From left to right: Clement Greenberg, Jenny Greenberg, Sheila Girling, Anthony Caro (with broken leg from skiing accident) and Kenneth Noland in Bennington, 1963
From left to right: Clement Greenberg, Jenny Greenberg, Sheila Girling, Anthony Caro (with broken leg from skiing accident) and Kenneth Noland in Bennington, 1963

When we first visited the States, we were totally enthralled by the artistically charged atmosphere and the people we met. We felt here was where the pulsing heart was.

...the experience of being a mother and a wife has fed into my work in as far as you ‘grow up’ and mature...You really become adult in the real sense of in-depth feeling and compassion, and this must surely feed into the work. My marriage is a creative partnership and I doubt that either of us could have done what we have done without each other.

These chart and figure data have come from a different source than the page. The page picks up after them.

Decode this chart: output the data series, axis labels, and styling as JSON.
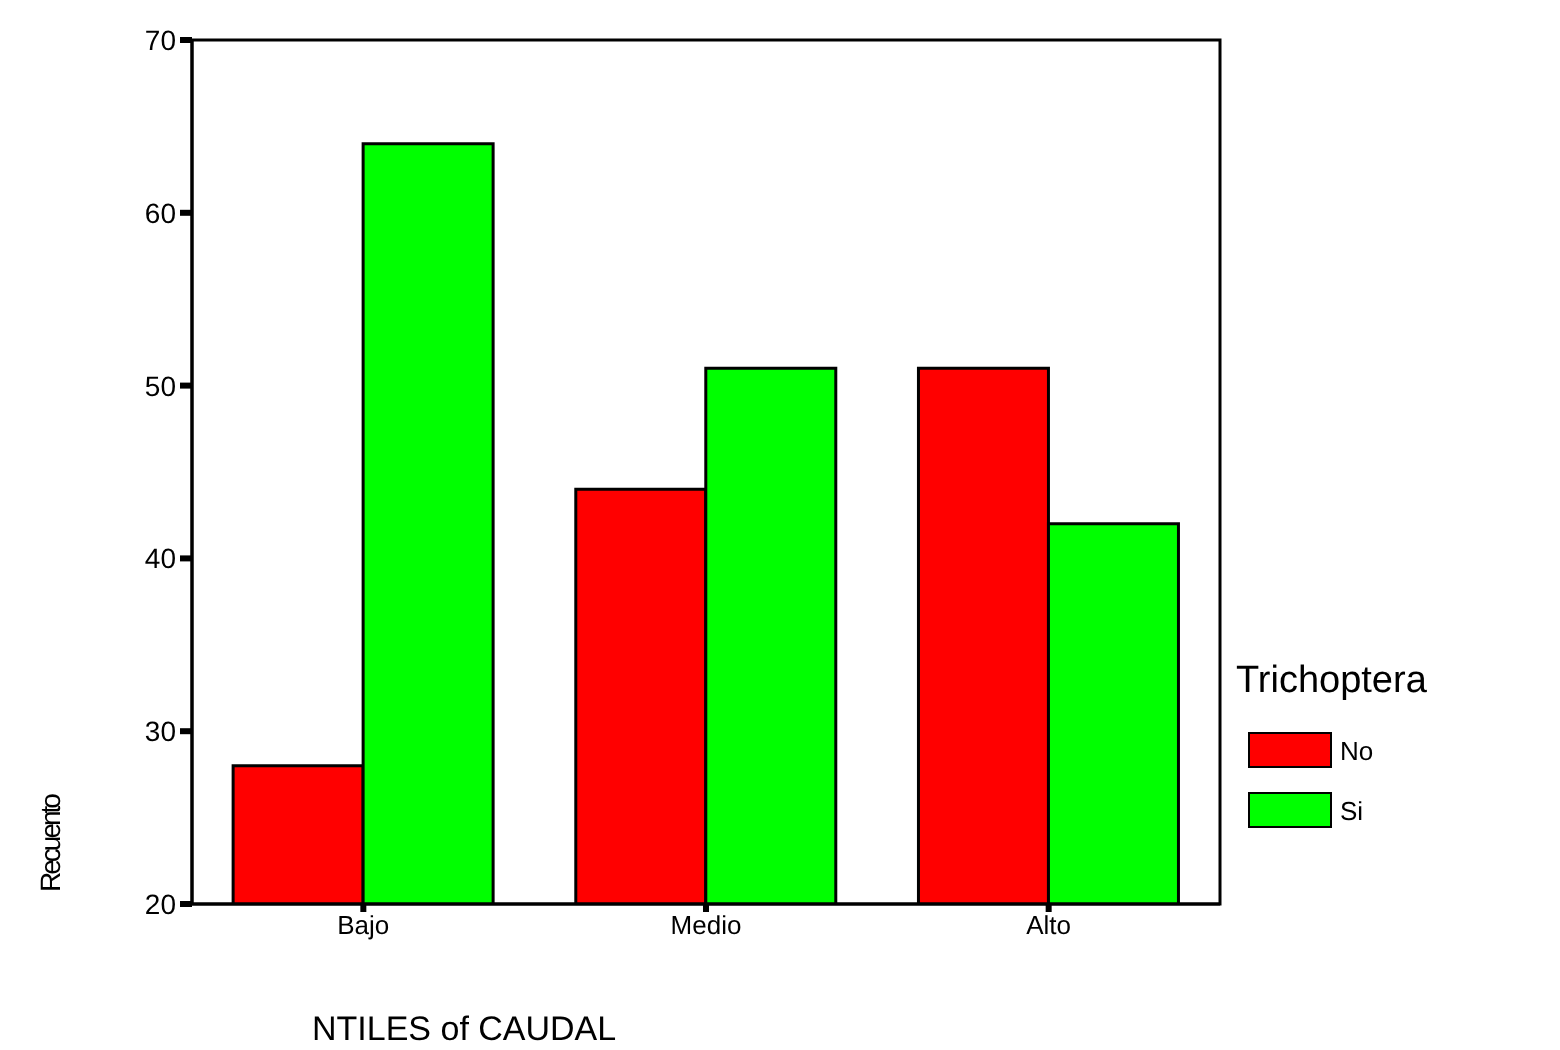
{
  "chart_data": {
    "type": "bar",
    "xlabel": "NTILES of CAUDAL",
    "ylabel": "Recuento",
    "legend_title": "Trichoptera",
    "categories": [
      "Bajo",
      "Medio",
      "Alto"
    ],
    "series": [
      {
        "name": "No",
        "color": "#ff0000",
        "values": [
          28,
          44,
          51
        ]
      },
      {
        "name": "Si",
        "color": "#00ff00",
        "values": [
          64,
          51,
          42
        ]
      }
    ],
    "ylim": [
      20,
      70
    ],
    "yticks": [
      20,
      30,
      40,
      50,
      60,
      70
    ],
    "grid": false,
    "legend": "right"
  }
}
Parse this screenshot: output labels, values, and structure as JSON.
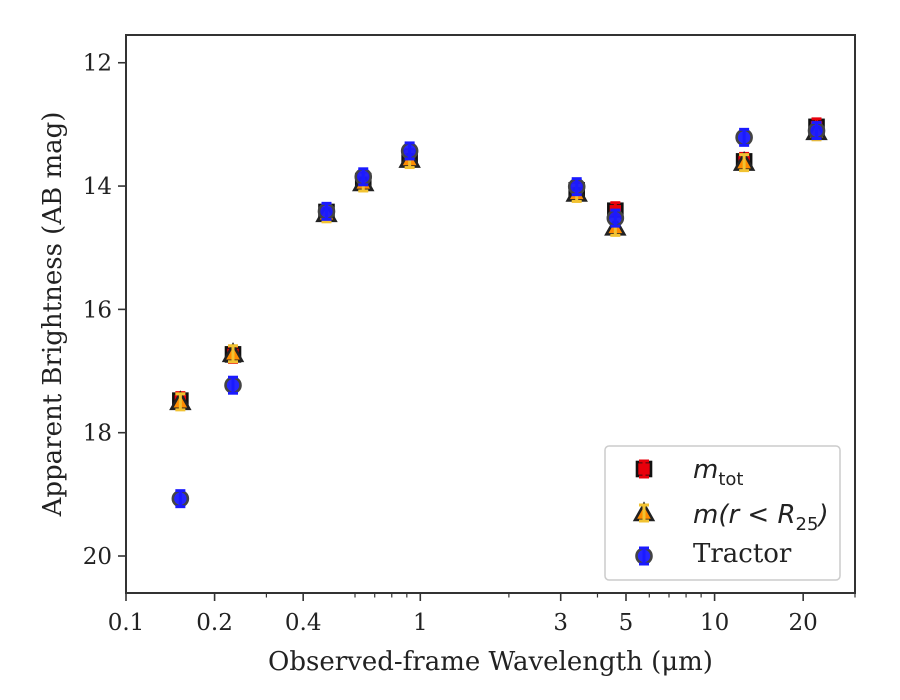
{
  "chart_data": {
    "type": "scatter",
    "title": "",
    "xlabel": "Observed-frame Wavelength (μm)",
    "ylabel": "Apparent Brightness (AB mag)",
    "x_scale": "log",
    "xlim": [
      0.1,
      30
    ],
    "ylim": [
      20.6,
      11.55
    ],
    "y_inverted": true,
    "x_ticks": [
      0.1,
      0.2,
      0.4,
      1,
      3,
      5,
      10,
      20
    ],
    "x_tick_labels": [
      "0.1",
      "0.2",
      "0.4",
      "1",
      "3",
      "5",
      "10",
      "20"
    ],
    "y_ticks": [
      12,
      14,
      16,
      18,
      20
    ],
    "y_tick_labels": [
      "12",
      "14",
      "16",
      "18",
      "20"
    ],
    "grid": false,
    "legend_position": "lower-right",
    "series": [
      {
        "name": "m_tot",
        "legend": {
          "main": "m",
          "sub": "tot"
        },
        "marker": "square",
        "color": "#e8000b",
        "errorbar_color": "#e8000b",
        "x": [
          0.153,
          0.231,
          0.48,
          0.64,
          0.92,
          3.4,
          4.6,
          12.6,
          22.2
        ],
        "y": [
          17.48,
          16.73,
          14.42,
          13.92,
          13.54,
          14.07,
          14.4,
          13.6,
          13.04
        ]
      },
      {
        "name": "m(r < R_25)",
        "legend": {
          "pre": "m(r < R",
          "sub": "25",
          "post": ")"
        },
        "marker": "triangle",
        "color": "#ff8c00",
        "errorbar_color": "#f1c232",
        "x": [
          0.153,
          0.231,
          0.48,
          0.64,
          0.92,
          3.4,
          4.6,
          12.6,
          22.2
        ],
        "y": [
          17.5,
          16.72,
          14.45,
          13.95,
          13.57,
          14.12,
          14.67,
          13.62,
          13.12
        ]
      },
      {
        "name": "Tractor",
        "marker": "circle",
        "color": "#1a1aff",
        "errorbar_color": "#1a1aff",
        "x": [
          0.153,
          0.231,
          0.48,
          0.64,
          0.92,
          3.4,
          4.6,
          12.6,
          22.2
        ],
        "y": [
          19.07,
          17.23,
          14.41,
          13.85,
          13.43,
          14.01,
          14.52,
          13.21,
          13.1
        ]
      }
    ]
  }
}
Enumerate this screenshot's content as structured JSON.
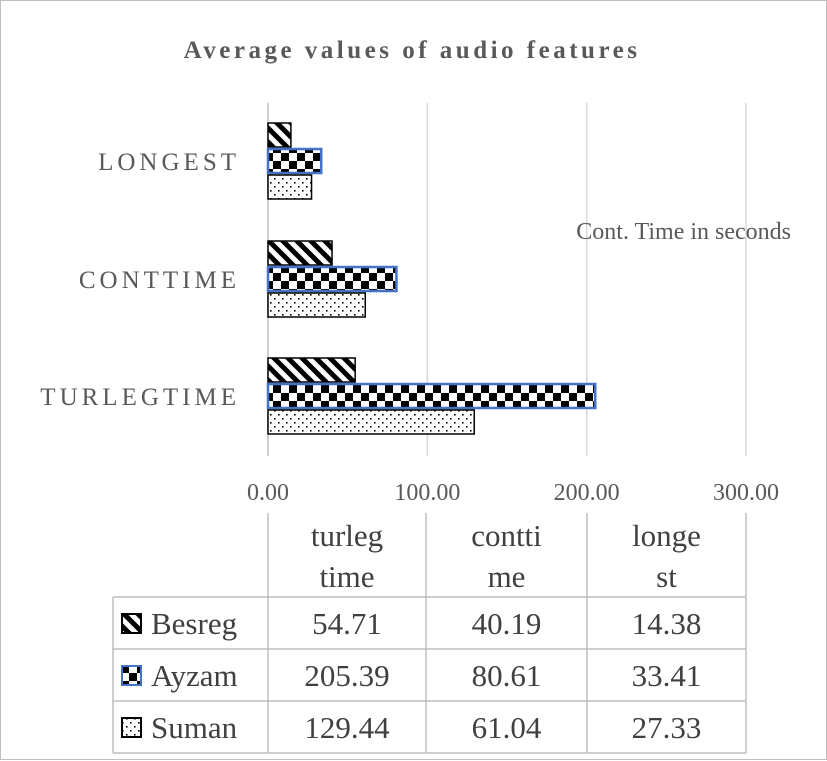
{
  "chart_data": {
    "type": "bar",
    "orientation": "horizontal",
    "title": "Average values of audio features",
    "annotation": "Cont. Time in seconds",
    "categories": [
      "TURLEGTIME",
      "CONTTIME",
      "LONGEST"
    ],
    "xlim": [
      0,
      300
    ],
    "x_ticks": [
      "0.00",
      "100.00",
      "200.00",
      "300.00"
    ],
    "grid": true,
    "legend": "data-table",
    "series": [
      {
        "name": "Besreg",
        "pattern": "diagonal-stripes",
        "values": [
          54.71,
          40.19,
          14.38
        ],
        "labels": [
          "54.71",
          "40.19",
          "14.38"
        ]
      },
      {
        "name": "Ayzam",
        "pattern": "checkerboard",
        "outline": "#4472c4",
        "values": [
          205.39,
          80.61,
          33.41
        ],
        "labels": [
          "205.39",
          "80.61",
          "33.41"
        ]
      },
      {
        "name": "Suman",
        "pattern": "dots",
        "values": [
          129.44,
          61.04,
          27.33
        ],
        "labels": [
          "129.44",
          "61.04",
          "27.33"
        ]
      }
    ],
    "table_headers": [
      [
        "turleg",
        "time"
      ],
      [
        "contti",
        "me"
      ],
      [
        "longe",
        "st"
      ]
    ]
  }
}
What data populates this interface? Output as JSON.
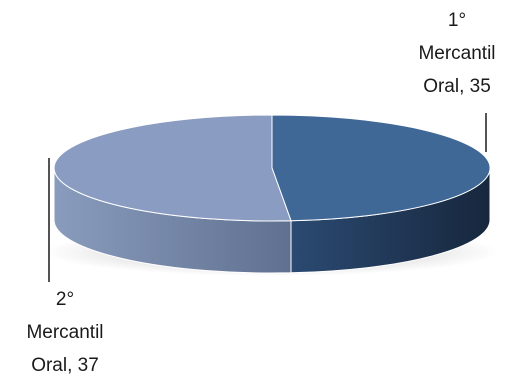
{
  "chart_data": {
    "type": "pie",
    "style": "3d",
    "title": "",
    "slices": [
      {
        "label_lines": [
          "1°",
          "Mercantil",
          "Oral, 35"
        ],
        "category": "1° Mercantil Oral",
        "value": 35,
        "color": "#3f6896"
      },
      {
        "label_lines": [
          "2°",
          "Mercantil",
          "Oral, 37"
        ],
        "category": "2° Mercantil Oral",
        "value": 37,
        "color": "#8a9cc2"
      }
    ],
    "legend": "none"
  }
}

From left to right: Sheila Girling, Kenneth Noland and XX in Bennington, 1979
From left to right: Sheila Girling, Kenneth Noland and XX in Bennington, 1979

The artist Kenneth Noland, who became a friend, showed me acrylic paints, which I'd never seen used before. I learned how to mix them and saw what you could do with them. All the time I kept in touch.

GoldenTM paint pots stacked up in Sheila Girling’s studio, 2015. Photo credit: John Hammond
GoldenTM paint pots stacked up in Sheila Girling’s studio, 2015. Photo credit: John Hammond

Inspired by her time in Vermont and the possibilities of new acrylic paints from GoldenTM and AquatechTM, Girling returned to painting in 1973 and began making large-scale abstract canvases.

Sheila Girling at Margie Hughto’s ceramic studio in Syracuse, 1978
Sheila Girling at Margie Hughto’s ceramic studio in Syracuse, 1978

In 1978 Girling travelled to Syracuse, New York to take part in a clay workshop with ceramicist Margie Hughto. Over this period Girling made a new body of work in clay, which broke with tradition and put pigment in rather than on the clay.

Sheila Girling working on a collage at Triangle Art Network in Barcelona, 1987
Sheila Girling working on a collage at Triangle Art Network in Barcelona, 1987

From 1982-1992, Girling and Caro set-up and ran Triangle Workshop, an artistic network that connected abstract painters and sculptors across continents. Here, Girling developed her collage painting technique that makes-up her late body of work and for which she is most well known.

Sheila Girling in her studio c.1990
Sheila Girling in her studio c.1990

Throughout her career, Girling had numerous exhibitions at galleries including Acquavella Contemporary Art (New York), Francis Graham- Dixon Gallery (London), Everson Museum of Art (Syracuse), Warwick Arts Trust (London) and Camden Art Gallery (London).

Sheila Girling’s studio in Camden Town, 2015
Sheila Girling’s studio in Camden Town, 2015 John Hammond

From the 1970s until 2015 Girling worked from her studio in Camden Town, London. In 2006 Sheila Girling Retrospective opened at Insitut Valencià d’Art Modern (IVAM, Valencia) and in 2019 her work was collected by The Yale Centre for British Art (New Haven).